Abstract
Immunoglobulins were fractionated from two batches of horse anti-dog thymocyte plasma (ALS). These antiplasmas were made by different immunization schedules, and a considerable disparity was presented in their in vitro activities for cytotoxicity, leukoagglutination, and hemagglutination. One antiplasma showed high titers (high titer-ALS) in these tests while the other showed low titers (low titer-ALS).

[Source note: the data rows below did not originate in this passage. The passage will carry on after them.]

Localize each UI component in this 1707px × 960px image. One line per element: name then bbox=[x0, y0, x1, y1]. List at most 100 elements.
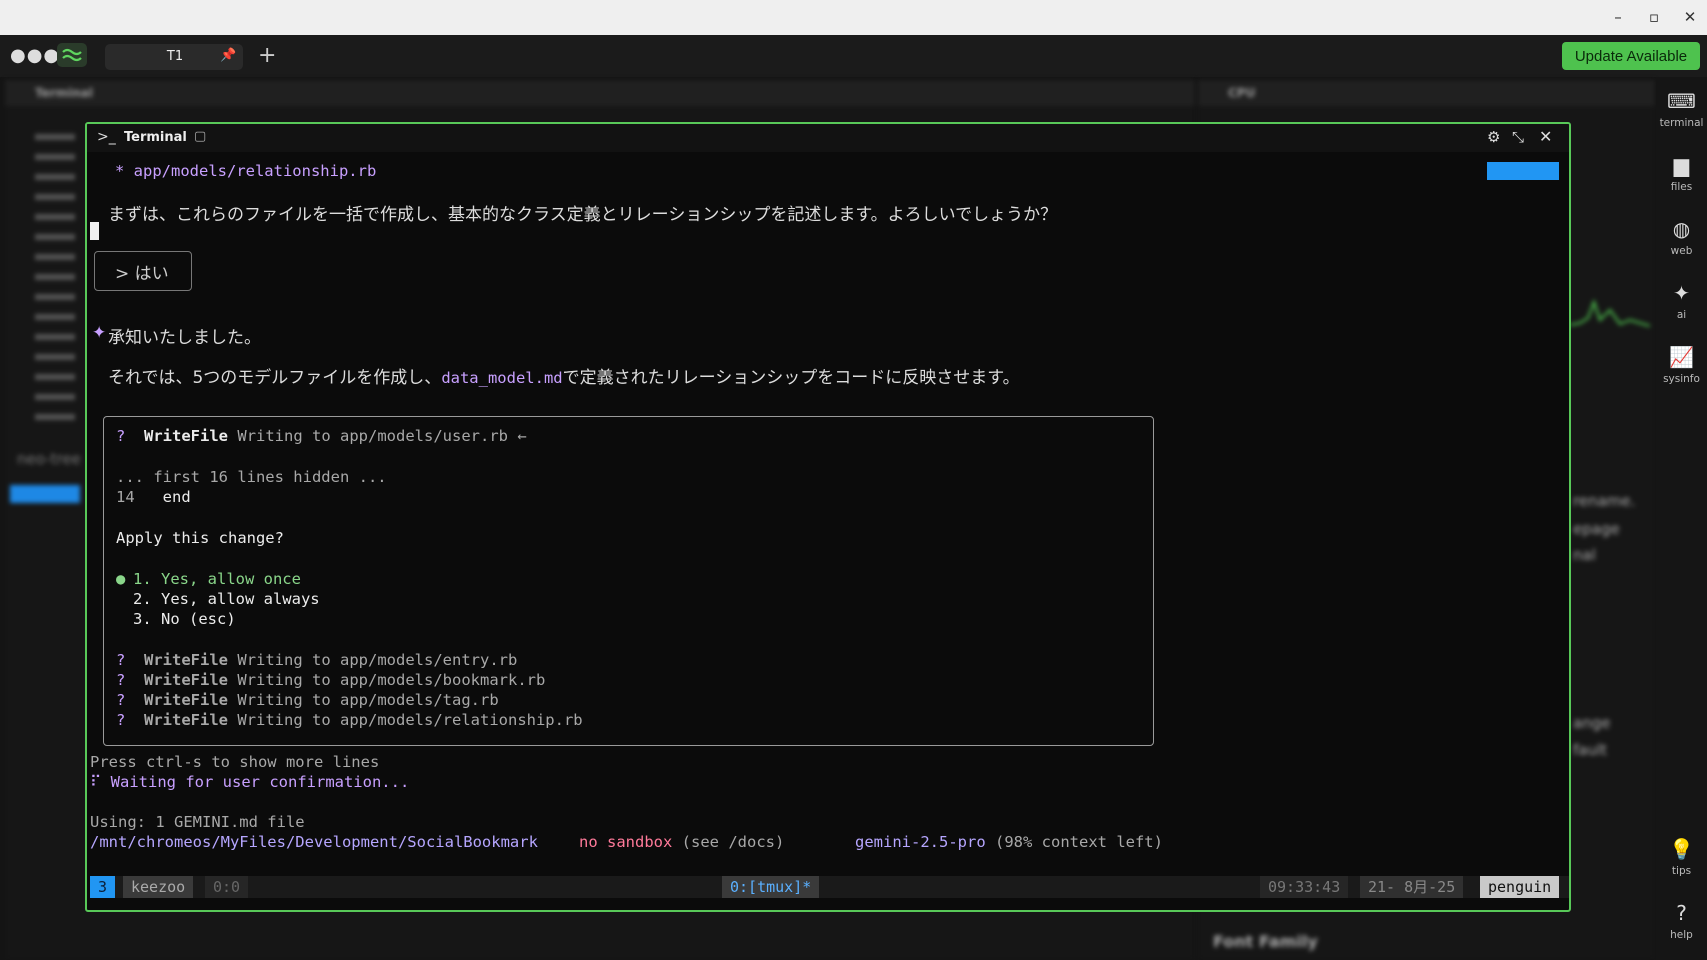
background-text: rename. bbox=[1573, 492, 1636, 510]
tool-name: WriteFile bbox=[144, 691, 229, 709]
right-sidebar: ⌨ terminal ▆ files ◍ web ✦ ai 📈 sysinfo … bbox=[1656, 77, 1707, 960]
confirmation-dialog: ? WriteFile Writing to app/models/user.r… bbox=[103, 416, 1154, 746]
press-hint: Press ctrl-s to show more lines bbox=[90, 753, 380, 771]
help-icon: ? bbox=[1676, 901, 1687, 925]
sandbox-label: no sandbox bbox=[579, 833, 673, 851]
cpu-graph bbox=[1570, 299, 1650, 327]
plan-suffix: で定義されたリレーションシップをコードに反映させます。 bbox=[562, 368, 1020, 388]
model-info: gemini-2.5-pro (98% context left) bbox=[855, 833, 1163, 851]
file-line: * app/models/relationship.rb bbox=[115, 162, 377, 180]
option-allow-once[interactable]: 1. Yes, allow once bbox=[133, 570, 301, 588]
option-allow-always[interactable]: 2. Yes, allow always bbox=[133, 590, 320, 608]
sidebar-item-label: terminal bbox=[1659, 117, 1704, 129]
lightbulb-icon: 💡 bbox=[1669, 837, 1694, 861]
plan-line: それでは、5つのモデルファイルを作成し、data_model.mdで定義されたリ… bbox=[108, 363, 1020, 388]
pending-call: ? WriteFile Writing to app/models/bookma… bbox=[116, 671, 545, 689]
sidebar-item-sysinfo[interactable]: 📈 sysinfo bbox=[1656, 345, 1707, 385]
tool-name: WriteFile bbox=[144, 671, 229, 689]
sidebar-item-label: web bbox=[1670, 245, 1693, 257]
sidebar-item-label: ai bbox=[1676, 309, 1687, 321]
menu-dots-icon[interactable]: ●●● bbox=[10, 45, 60, 66]
waiting-status: ⠏ Waiting for user confirmation... bbox=[90, 773, 410, 791]
code-text: end bbox=[162, 488, 191, 506]
apply-question: Apply this change? bbox=[116, 529, 284, 547]
background-text: fault bbox=[1573, 741, 1608, 759]
title-bar: – ▫ ✕ bbox=[0, 0, 1707, 35]
plan-file: data_model.md bbox=[441, 369, 563, 387]
sidebar-item-label: sysinfo bbox=[1663, 373, 1700, 385]
sidebar-item-terminal[interactable]: ⌨ terminal bbox=[1656, 89, 1707, 129]
question-mark: ? bbox=[116, 427, 126, 445]
pending-call: ? WriteFile Writing to app/models/entry.… bbox=[116, 651, 517, 669]
tmux-pane: 0:0 bbox=[205, 876, 249, 898]
tmux-window-tab[interactable]: 0:[tmux]* bbox=[722, 876, 820, 898]
hidden-lines-note: ... first 16 lines hidden ... bbox=[116, 468, 387, 486]
using-gemini: Using: 1 GEMINI.md file bbox=[90, 813, 305, 831]
line-number: 14 bbox=[116, 488, 135, 506]
close-icon[interactable]: ✕ bbox=[1679, 6, 1701, 28]
pending-call: ? WriteFile Writing to app/models/tag.rb bbox=[116, 691, 499, 709]
tool-target: Writing to app/models/bookmark.rb bbox=[237, 671, 546, 689]
minimize-icon[interactable]: – bbox=[1607, 6, 1629, 28]
sidebar-item-tips[interactable]: 💡 tips bbox=[1656, 837, 1707, 877]
pin-icon[interactable]: 📌 bbox=[220, 48, 236, 63]
folder-icon: ▆ bbox=[1673, 153, 1690, 177]
sparkle-icon: ✦ bbox=[92, 323, 107, 343]
new-tab-icon[interactable]: + bbox=[258, 43, 276, 68]
background-text: nal bbox=[1573, 546, 1596, 564]
app-logo-icon[interactable] bbox=[57, 43, 87, 67]
background-text: ange bbox=[1573, 714, 1611, 732]
terminal-title: Terminal bbox=[124, 130, 187, 145]
sidebar-item-label: tips bbox=[1671, 865, 1692, 877]
tmux-date: 21- 8月-25 bbox=[1360, 876, 1464, 898]
option-selected-dot: ● bbox=[116, 570, 126, 588]
model-context: (98% context left) bbox=[995, 833, 1163, 851]
answer-box: > はい bbox=[94, 251, 192, 291]
tmux-window-number: 3 bbox=[90, 876, 116, 898]
tmux-status-bar: 3 keezoo 0:0 0:[tmux]* 09:33:43 21- 8月-2… bbox=[90, 876, 1569, 898]
tool-name: WriteFile bbox=[144, 651, 229, 669]
sidebar-item-web[interactable]: ◍ web bbox=[1656, 217, 1707, 257]
terminal-window[interactable]: >_ Terminal ▢ ⚙ ⤡ ✕ * app/models/relatio… bbox=[85, 122, 1571, 912]
file-tree bbox=[35, 120, 75, 420]
model-name: gemini-2.5-pro bbox=[855, 833, 986, 851]
tool-target: Writing to app/models/user.rb ← bbox=[237, 427, 527, 445]
settings-icon[interactable]: ⚙ bbox=[1487, 128, 1500, 146]
update-available-button[interactable]: Update Available bbox=[1562, 42, 1700, 70]
neo-tree-label: neo-tree bbox=[17, 450, 81, 468]
sidebar-item-ai[interactable]: ✦ ai bbox=[1656, 281, 1707, 321]
tmux-host: penguin bbox=[1480, 876, 1560, 898]
question-mark: ? bbox=[116, 671, 126, 689]
sidebar-item-help[interactable]: ? help bbox=[1656, 901, 1707, 941]
tab-t1[interactable]: T1 📌 bbox=[105, 44, 243, 70]
collapse-icon[interactable]: ⤡ bbox=[1512, 128, 1524, 146]
globe-icon: ◍ bbox=[1672, 217, 1691, 241]
sidebar-item-label: help bbox=[1670, 929, 1693, 941]
sidebar-item-label: files bbox=[1670, 181, 1693, 193]
background-panel-title: Terminal bbox=[5, 80, 1195, 106]
tool-call-line: ? WriteFile Writing to app/models/user.r… bbox=[116, 427, 527, 445]
close-terminal-icon[interactable]: ✕ bbox=[1539, 127, 1552, 146]
tool-target: Writing to app/models/entry.rb bbox=[237, 651, 518, 669]
scroll-position-indicator bbox=[1487, 162, 1559, 180]
tmux-session: keezoo bbox=[123, 876, 194, 898]
pending-call: ? WriteFile Writing to app/models/relati… bbox=[116, 711, 583, 729]
terminal-header: >_ Terminal ▢ ⚙ ⤡ ✕ bbox=[87, 124, 1569, 152]
window-icon[interactable]: ▢ bbox=[194, 129, 206, 144]
tool-target: Writing to app/models/tag.rb bbox=[237, 691, 499, 709]
option-no[interactable]: 3. No (esc) bbox=[133, 610, 236, 628]
tool-name: WriteFile bbox=[144, 711, 229, 729]
cursor bbox=[90, 222, 99, 240]
sparkles-icon: ✦ bbox=[1673, 281, 1690, 305]
sidebar-item-files[interactable]: ▆ files bbox=[1656, 153, 1707, 193]
tool-name: WriteFile bbox=[144, 427, 229, 445]
code-line: 14 end bbox=[116, 488, 191, 506]
assistant-question: まずは、これらのファイルを一括で作成し、基本的なクラス定義とリレーションシップを… bbox=[108, 205, 1058, 225]
sandbox-info: no sandbox (see /docs) bbox=[579, 833, 784, 851]
chart-icon: 📈 bbox=[1669, 345, 1694, 369]
answer-text: > はい bbox=[115, 264, 169, 284]
tool-target: Writing to app/models/relationship.rb bbox=[237, 711, 583, 729]
terminal-prompt-icon: >_ bbox=[97, 129, 116, 145]
terminal-icon: ⌨ bbox=[1667, 89, 1696, 113]
maximize-icon[interactable]: ▫ bbox=[1643, 6, 1665, 28]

Salting out with ammonium sulfate was adopted as a first step for the purification of antibodies. The crude gamma globulin (C.G.G.) obtained by salting out was further fractionated by G-200 Sephadex gel filtration and by DEAE-cellulose column chromatography. The highly purified immunoglobulin G (IgG) was obtained from the 7 S component fractionated by gel filtration. DEAE-cellulose batch production was also used for the isolation of IgG for mass production. The adequate ratio of mixing the wet DEAE-cellulose and C.G.G. solution (1.0g/100ml protein concentration) was 1 to 1.
The cytotoxicity of the low titer-ALS was mainly located in the 7 S component, while that of the high titer-ALS resided in both the 7 S and 19 S fractions. The hemagglutinin activity was mainly in the 19 S fraction in both the high titer and low titer-ALS.